What the NRI successes teach us
The recent successes of Indians abroad have probably provided such real-world data to answer the question of reservations across generations. Many Indian immigrants of first-generation descendants have recently reached great heights abroad. Sunder Pichai, Satya Nadella, and Paresh Agrawal are the CEOs of amongst the biggest companies in the world, Kamla Harris is the American Vice-President while Vivek Murthy is the Surgeon General of US, and Rishi Sunak was one of the two contenders for UK Prime Ministership. In my own field of medicine, I see many Indian-origin immigrant doctors becoming departmental chairs and section chiefs abroad.
As immigrants and someone of different race and nationality, these individuals would have been socially disadvantaged in their countries. They would have faced discrimination similar to what SC/STs face in India. Their meteoric rise is proof of how ability and performance trumps other considerations in the West.
I am not saying that everything is hunky dory there. But these examples show that in the West, one does not require multiple generations chipping slowly against the social order and making incremental gains to rise up the ladder.
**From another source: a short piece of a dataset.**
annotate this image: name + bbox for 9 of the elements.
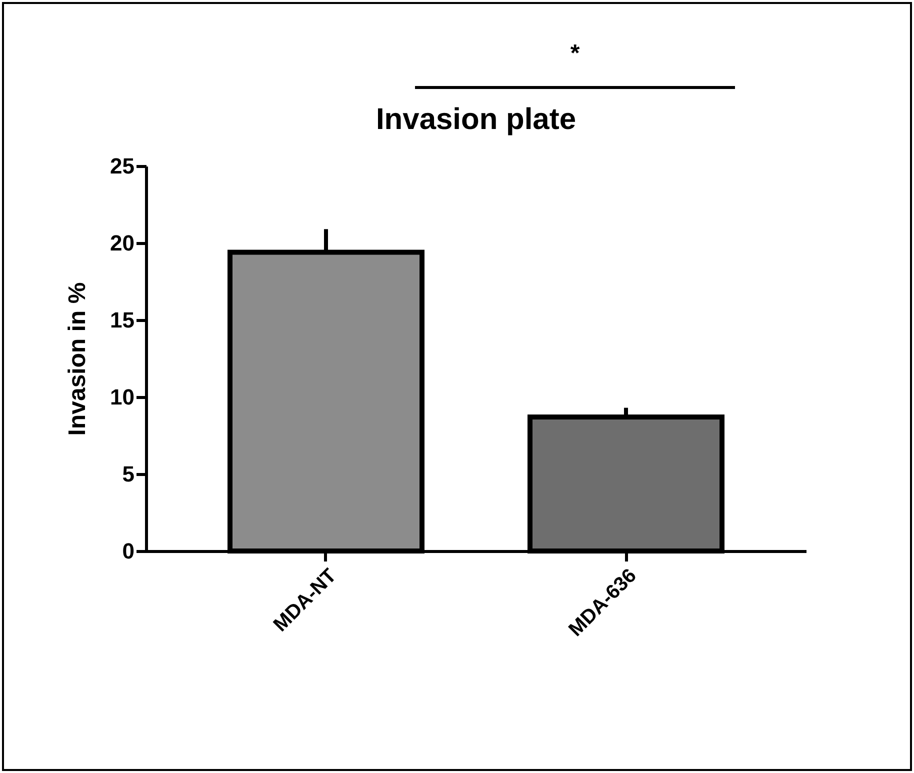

By and large, if one works hard and demonstrates capability, the system there allows the person to rise quickly, be it at a corporate, medical, academic, or political level.
The harsh reality
If our ‘one generation’ argument against reservations was true for India as well, many first or second generation SC/STs post the reservation era should be on top corporate boards, C-suite level jobs, high political positions and in the upper echelons of academia in India.
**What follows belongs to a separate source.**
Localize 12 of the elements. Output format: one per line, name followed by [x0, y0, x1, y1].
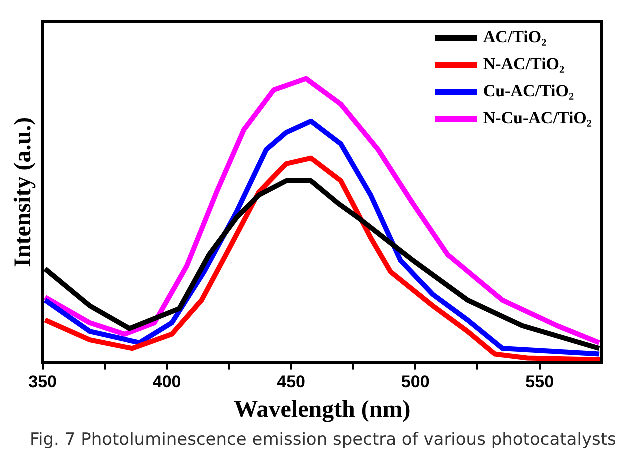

I Googled to check. The facts are sobering. About 25% of our population is SC/ST as per the 2011 census (16.6% SC and 8.6% ST). And yet, only 3.5% of corporate boards are SC/STs (90% are Brahmins or Vaishyas) (2010 data). There are only 11 SC/ST faculty members across 20 IIMs (including none in IIM-A) (2019 data), and 4 SC/STs in the 82 secretaries to the Govt of India (2019 data). I can rattle out many more numbers, but all the evidence glaringly points to the same thing.
A person’s caste is clearly a much bigger weight to carry in India compared to race and ethnicity in the West. Affirmative action including reservations in the education and service sector have not allowed SC/STs to overcome the overt or subconscious bias they face in everyday life. Those whose parents have received reservations still need further affirmative action, as they have not been able to rise enough.
Many would argue that this data actually shows that reservations do not work at all, and hence should be stopped. I disagree. Data from women’s reservations in panchayats shows a visible benefit both in terms of administrative quality and women’s empowerment. However, it also shows that women have had to face many additional obstacles to be able to succeed. There is no reason why the scenario is any different for SC/STs; it is just that they have an even steeper mountain to climb.
Reservations are probably a small but important part of a much more holistic intervention needed to improve the socioeconomic standards of the SC/STs. We need more concerted efforts to tackle societal prejudices and discrimination, as also targeted interventions to increase the confidence of the SC/STs in tackling social stigma. We of course also have to achieve the delicate balance between reservations and merit, but ensuring equitable (different from equal) opportunity is paramount in our deeply flawed society.

The successes of our NRIs are worth celebrating. But they also hold a mirror to our societal wrongs. We would do good to acknowledge just how much work is still left to be done. India has progressed so much despite 25% of its population barely crawling ahead. Just imagine where we can reach if we allow them to blossom as well to their full potential!